Two left ventricular leads

Tracing
N° 6
Manufacturer Boston Scientific Device CRT Field Left ventricular pacing
Patient

A 62-year old woman implanted with a triple-chamber Boston Scientific Cognis CRT-D connected with 2 left ventricular leads (anterolateral and posterolateral) through a Y-connector with registration of a threshold testing of left ventricular stimulation during different configurations. 

Graph and trace

This threshold test is performed with a distal left ventricular electrode to right ventricular anode configuration; VVI mode at 110 bpm.

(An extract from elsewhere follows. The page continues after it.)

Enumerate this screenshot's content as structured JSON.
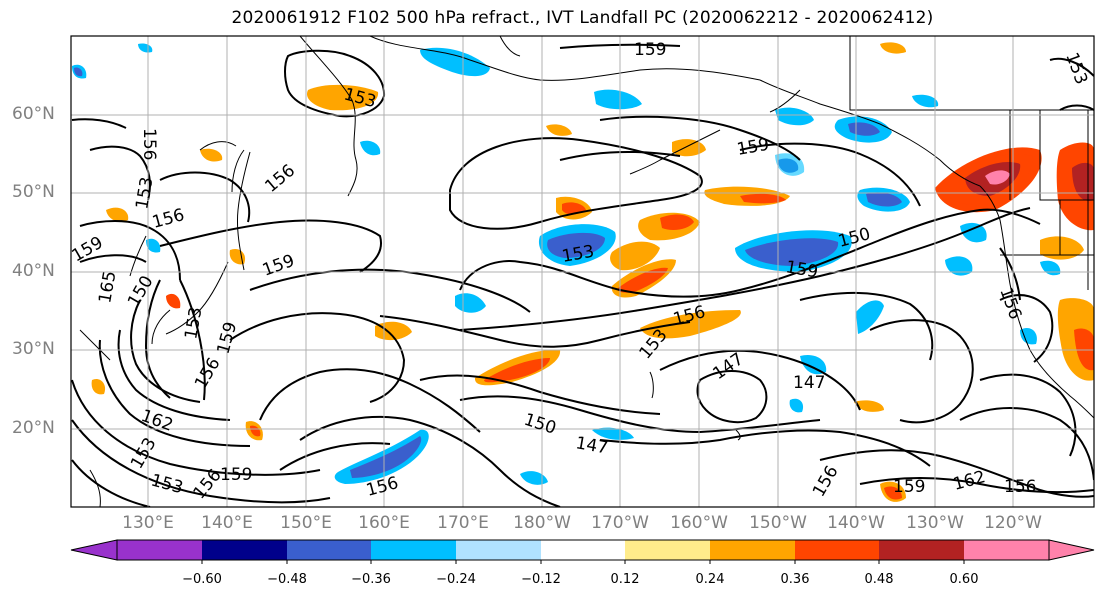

  1. Left ventricular capture with alternans between 2 QRS morphologies.
  2. Loss of capture at a value of 0.6 V.
    This threshold test is performed with a distal left ventricular electrode to left ventricular ring configuration; VVI mode at 110 bpm.
  3. left ventricular capture with alternans between 2 QRS morphologies.
  4. loss of capture at a value of 1.2 V.
    This threshold test is performed with a distal left ventricular electrode to can configuration; VVI mode at 110 bpm.
  5. left ventricular capture with alternans between 2 QRS morphologies.
  6. loss of capture at a value of 0.6 V.
Comments

The QRS morphology may vary during left ventricular threshold testing. In VVI mode at 110 bpm, the risk of fusion with native conduction is greatly diminished. Two hypotheses are thus considered: 1) anodal capture or 2) the presence of 2 left ventricular leads connected to a Y-connector. Modifying left ventricular stimulation configurations generally allows for differential diagnostics. The dual QRS morphology is found in the case of anodal stimulation when the configuration includes the coil of the right ventricular lead (identical appearance for distal LV to LV ring and distal LV to can). In contrast, as shown by these EGMs, the dual morphology can be found in all available configurations when 2 left ventricular leads are implanted as long as they have different stimulation thresholds (bi-LV LV morphology and mono-LV morphology). Despite promising early results, the superiority of bi-LV pacing over traditional mono-LV pacing has yet to be demonstrated. The V3 study analyzing the benefits of adding a second LV lead in non-responders was negative. In addition there are technical difficulties limiting the wide-spread applicability (higher risk of complications, anatomical difficulties, Y-connector, …). At the present time, the application in clinical practice for this type of approach remains relatively small.